Alberto Ruz Lhuillier (1906-1979), al que también podemos encontrar en la bibliografía como Alberto Ruiz, nació en París. De joven se trasladó a Cuba, donde se educó en la universidad nacional de aquel país para luego saltar a Méjico. Allí Ruz amplió sus estudios en la Escuela de Antropología e Historia. Sus investigaciones sobre arqueología y antropología de la cultura maya lo llevaron a la Universidad Autónoma de Méjico y a volver a París, donde se convirtió en poco tiempo en uno de los máximos especialistas.
El hallazgo más importante de Alberto Ruz, y por el que alcanzó fama mundial, fue el descubrimiento en el año 1952 de la tumba del Señor Pacal (615-683 d.C.) en lo más profundo del Templo de las Inscripciones de Palenque, en el Estado de Chiapas (Méjico). Ese complejo arqueológico se encuentra a unos 8 kilómetros al Sur de la población de Santo Domingo del Palenque, de donde toma su nombre, en el extremo Sur de la península de Yucatán.
Sin embargo, la historia de ese sensacional descubrimiento comienza varios años antes de 1952. En 1949 Alberto Ruz fue nombrado director de investigación de la zona de Palenque por el Instituto Nacional de Antropología e Historia de Méjico (INAH). Aunque el lugar había sido visitado asiduamente por innumerables aventureros, artistas y algunos pocos científicos desde su descubrimiento en 1785, su descubrimiento en la jungla seguía ocultando con un denso velo verde los tesoros de Palenque.
Cuando Ruz se enfrentó por primera vez en la primavera de ese mismo año de 1949 al Templo de las Inscripciones de Palenque, el monumento apenas era visible sumergido en una densa cortina de vegetación. Nunca antes se había explorado de una manera científica, y todo parecía indicar que ese monumento, el más hermoso de Palenque y el que tenía visos de estar construído sobre una estructura más antigua, podía albergar gran cantidad de tesoros.
Los trabajos de «deforestación arqueológica» no tardaron en sacar a la luz una enorme construcción de forma piramidal compuesta por ocho plantas. En la última plataforma se encontraba el acceso a un templo. Dentro de él, Ruz se sintió atraído por una de las losas centrales del piso. Las escenas de los relieves de las paredes no se detenían al llegar al suelo. Parecía que continuaban por debajo de éste. Eso, junto con la forma de la losa, señalaron al arqueólogo que debía de haber algo debajo del templo.
EL DESCUBRIMIENTO
A finales de Mayo de 1949, Ruz descubrió la presencia de una escalera labrada en la roca de la montaña y, según sus propias palabras, «muy bien conservada». La escalera se hundía hacia el interior de la montaña y estaba llena de restos de arcilla y bloques de piedra.

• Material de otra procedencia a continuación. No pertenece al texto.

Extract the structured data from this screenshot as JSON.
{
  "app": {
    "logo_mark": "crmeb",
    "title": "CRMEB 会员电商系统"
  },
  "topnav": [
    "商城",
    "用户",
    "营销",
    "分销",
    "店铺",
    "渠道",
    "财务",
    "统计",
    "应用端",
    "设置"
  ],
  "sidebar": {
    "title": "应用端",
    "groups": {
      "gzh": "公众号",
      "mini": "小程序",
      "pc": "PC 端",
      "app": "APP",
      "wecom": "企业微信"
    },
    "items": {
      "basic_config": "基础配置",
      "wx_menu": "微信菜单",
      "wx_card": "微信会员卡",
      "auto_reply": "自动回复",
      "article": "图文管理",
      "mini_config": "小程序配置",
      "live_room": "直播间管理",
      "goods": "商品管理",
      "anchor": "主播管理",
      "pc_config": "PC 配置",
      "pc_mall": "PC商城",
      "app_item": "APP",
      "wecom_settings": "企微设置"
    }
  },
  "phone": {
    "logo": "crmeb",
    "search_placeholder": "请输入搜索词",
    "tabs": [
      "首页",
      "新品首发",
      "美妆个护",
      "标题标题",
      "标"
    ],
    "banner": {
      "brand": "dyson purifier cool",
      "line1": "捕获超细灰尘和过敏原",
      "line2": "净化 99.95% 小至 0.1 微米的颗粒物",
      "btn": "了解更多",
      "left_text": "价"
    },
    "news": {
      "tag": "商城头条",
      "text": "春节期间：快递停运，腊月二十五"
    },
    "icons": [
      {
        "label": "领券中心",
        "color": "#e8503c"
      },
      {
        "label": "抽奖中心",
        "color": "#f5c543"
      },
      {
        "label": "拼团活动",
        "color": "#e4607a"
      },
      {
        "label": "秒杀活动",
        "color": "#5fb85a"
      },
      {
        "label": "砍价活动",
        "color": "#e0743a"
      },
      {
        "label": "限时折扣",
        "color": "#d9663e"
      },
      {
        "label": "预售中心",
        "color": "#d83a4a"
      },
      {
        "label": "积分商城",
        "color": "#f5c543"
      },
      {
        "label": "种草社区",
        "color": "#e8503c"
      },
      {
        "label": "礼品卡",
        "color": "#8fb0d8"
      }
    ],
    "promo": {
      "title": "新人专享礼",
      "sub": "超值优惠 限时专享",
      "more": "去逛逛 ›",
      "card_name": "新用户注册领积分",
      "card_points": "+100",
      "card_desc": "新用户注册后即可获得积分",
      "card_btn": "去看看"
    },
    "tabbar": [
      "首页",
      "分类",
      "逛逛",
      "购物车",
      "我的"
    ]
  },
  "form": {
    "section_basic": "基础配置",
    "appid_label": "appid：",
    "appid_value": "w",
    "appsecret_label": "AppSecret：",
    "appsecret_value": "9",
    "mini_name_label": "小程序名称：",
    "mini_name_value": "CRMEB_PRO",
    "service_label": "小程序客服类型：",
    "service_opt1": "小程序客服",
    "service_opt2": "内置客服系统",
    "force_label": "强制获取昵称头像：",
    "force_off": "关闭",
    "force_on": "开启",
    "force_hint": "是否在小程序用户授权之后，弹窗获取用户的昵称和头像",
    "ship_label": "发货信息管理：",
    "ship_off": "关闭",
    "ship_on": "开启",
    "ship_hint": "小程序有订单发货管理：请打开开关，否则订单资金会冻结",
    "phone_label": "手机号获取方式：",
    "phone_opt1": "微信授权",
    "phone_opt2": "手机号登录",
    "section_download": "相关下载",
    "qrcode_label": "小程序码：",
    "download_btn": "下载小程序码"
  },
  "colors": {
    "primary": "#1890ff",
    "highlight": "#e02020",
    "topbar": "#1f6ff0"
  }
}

Tras descender 45 peldaños, Ruz alcanzó un primer rellano con un giro en forma de U. Allí el arqueólogo descubrió la entrada a dos pozos que interpretó como puntos de entrada de luz y aire en la Antigüedad desde un cercano patio. Pero la escalera no terminaba allí. Tras ese rellano otros 21 escalones llevaban a un pasillo occidental obstruído por una pared. Tanto al final como en el primer escalón alguien había dejado sendas cajas con ofrendas en su interior hechas de jade, cerámica y una hermosa perla en forma de gota.

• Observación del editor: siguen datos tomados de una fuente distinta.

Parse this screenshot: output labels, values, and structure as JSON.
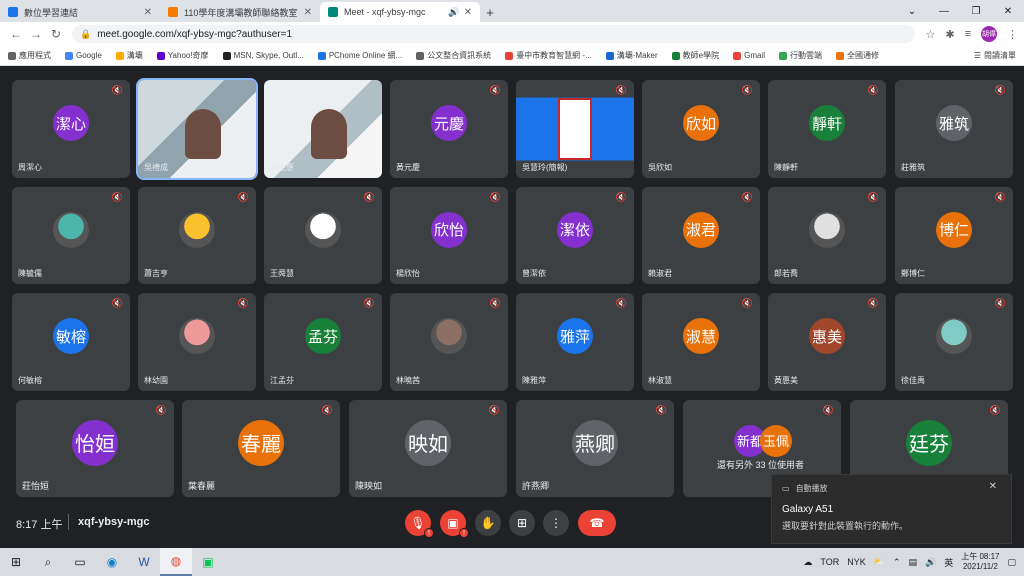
{
  "browser": {
    "tabs": [
      {
        "title": "數位學習連結",
        "fav": "#1a73e8",
        "active": false
      },
      {
        "title": "110學年度溝壩教師聯絡教室",
        "fav": "#f57c00",
        "active": false
      },
      {
        "title": "Meet - xqf-ybsy-mgc",
        "fav": "#00897b",
        "active": true
      }
    ],
    "url": "meet.google.com/xqf-ybsy-mgc?authuser=1",
    "profile_label": "胡偉",
    "bookmarks": [
      "應用程式",
      "Google",
      "溝壩",
      "Yahoo!奇摩",
      "MSN, Skype, Outl...",
      "PChome Online 網...",
      "公文整合資訊系統",
      "臺中市教育智慧網 -...",
      "溝壩-Maker",
      "教師e學院",
      "Gmail",
      "行動雲端",
      "全國通修"
    ],
    "bookmarks_right": "閱讀清單"
  },
  "tiles": [
    {
      "initials": "潔心",
      "name": "周潔心",
      "color": "#8430ce"
    },
    {
      "initials": "",
      "name": "吳禮成",
      "color": "#5c6bc0",
      "video": true
    },
    {
      "initials": "",
      "name": "吳德惠",
      "color": "#5c6bc0",
      "video": true
    },
    {
      "initials": "元慶",
      "name": "黃元慶",
      "color": "#8430ce"
    },
    {
      "initials": "",
      "name": "吳慧玲(簡報)",
      "color": "#1a73e8",
      "video": true
    },
    {
      "initials": "欣如",
      "name": "吳欣如",
      "color": "#e8710a"
    },
    {
      "initials": "靜軒",
      "name": "陳靜軒",
      "color": "#188038"
    },
    {
      "initials": "雅筑",
      "name": "莊雅筑",
      "color": "#5f6368"
    },
    {
      "initials": "",
      "name": "陳毓儒",
      "color": "#4db6ac",
      "pic": true
    },
    {
      "initials": "",
      "name": "蕭吉亨",
      "color": "#fbc02d",
      "pic": true
    },
    {
      "initials": "",
      "name": "王舜慧",
      "color": "#ffffff",
      "pic": true
    },
    {
      "initials": "欣怡",
      "name": "楊欣怡",
      "color": "#8430ce"
    },
    {
      "initials": "潔依",
      "name": "曾潔依",
      "color": "#8430ce"
    },
    {
      "initials": "淑君",
      "name": "賴淑君",
      "color": "#e8710a"
    },
    {
      "initials": "",
      "name": "郎若喬",
      "color": "#e0e0e0",
      "pic": true
    },
    {
      "initials": "博仁",
      "name": "鄭博仁",
      "color": "#e8710a"
    },
    {
      "initials": "敏榕",
      "name": "何敏榕",
      "color": "#1a73e8"
    },
    {
      "initials": "",
      "name": "林幼園",
      "color": "#ef9a9a",
      "pic": true
    },
    {
      "initials": "孟芬",
      "name": "江孟芬",
      "color": "#188038"
    },
    {
      "initials": "",
      "name": "林曉茜",
      "color": "#8d6e63",
      "pic": true
    },
    {
      "initials": "雅萍",
      "name": "陳雅萍",
      "color": "#1a73e8"
    },
    {
      "initials": "淑慧",
      "name": "林淑慧",
      "color": "#e8710a"
    },
    {
      "initials": "惠美",
      "name": "黃惠美",
      "color": "#a0462b"
    },
    {
      "initials": "",
      "name": "徐佳禹",
      "color": "#80cbc4",
      "pic": true
    },
    {
      "initials": "怡姮",
      "name": "莊怡姮",
      "color": "#8430ce"
    },
    {
      "initials": "春麗",
      "name": "葉春麗",
      "color": "#e8710a"
    },
    {
      "initials": "映如",
      "name": "陳映如",
      "color": "#5f6368"
    },
    {
      "initials": "燕卿",
      "name": "許燕卿",
      "color": "#5f6368"
    },
    {
      "initials": "",
      "name": "還有另外 33 位使用者",
      "color": "#5f6368",
      "others": true,
      "chips": [
        {
          "t": "新都",
          "c": "#8430ce"
        },
        {
          "t": "玉佩",
          "c": "#e8710a"
        }
      ]
    },
    {
      "initials": "廷芬",
      "name": "",
      "color": "#188038"
    }
  ],
  "bottombar": {
    "time": "8:17 上午",
    "meeting_code": "xqf-ybsy-mgc"
  },
  "notification": {
    "header": "自動播放",
    "title": "Galaxy A51",
    "body": "選取要針對此裝置執行的動作。"
  },
  "taskbar": {
    "tray_weather_1": "TOR",
    "tray_weather_2": "NYK",
    "ime": "英",
    "time": "上午 08:17",
    "date": "2021/11/2"
  }
}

No quedaba más remedio que tirar abajo la pared para poder continuar en el descenso hasta donde entonces nadie sabía qué. El muro tenía varios metros de grosor y estaba hecho con arcilla y piedras. Tras él, Ruz se topó con una nueva losa; en esa ocasión de forma triangular. A sus pies, como si se tratara de las ofrendas que anunciaban un enterramiento, los arqueólogos descubrieron los huesos de seis jóvenes, uno de los cuales era una mujer. Exactamente se encontraban a 25 metros por debajo del templo de la cima y a solamente 2 de la base de la pirámide.
Más allá de la losa triangular, finalmente, había una cámara de 9 x 4 metros, cuyas paredes estaban decoradas con relieves en estuco. Era el 15 de Julio de 1952 y Ruz acababa de hacer uno de los descubrimientos más apasionantes de la historia de la arqueología. Lo más asombroso descansaba en el centro de la habitación. Allí había lo que en un principio creyeron que era un altar formado por una enorme losa de piedra de 3,8 metros de longitud, 2,2 de ancho, 25 centímetros de altura y de 5 toneladas de peso. La losa descansaba en un monolito de 6 metros cúbicos apoyado sobre 6 grandes bloques de piedra trabajada, todo ello cubierto de espectaculares relieves.

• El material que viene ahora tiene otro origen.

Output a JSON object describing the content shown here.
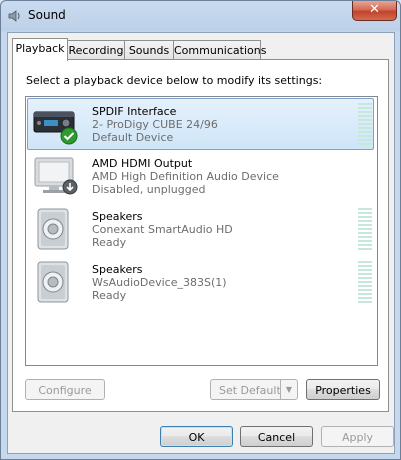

Mover la losa fue toda una proeza. Para ello fue necesario cortar un árbol en la cercana selva, cortar el tronco en diferentes longitudes, transportarlo con camiones hasta el pie de la pirámide y luego, mediante máquinas y fuerza bruta, subirlo al templo para bajar los maderos hasta la cámara sepulcral. La operación de levantamiento de la losa se llevó a cabo con éxito la noche del 27 de Noviembre de 1952. En su interior, Ruz descubrió los restos humanos de un hombre de unos 40 ó 50 años. El cuerpo estaba boca arriba con una máscara de jade cubriéndole el rostro y las orejas. Entre otros tesoros que se descubrieron con él había figuras de jade y varias joyas en forma de diadema, collares y anillos.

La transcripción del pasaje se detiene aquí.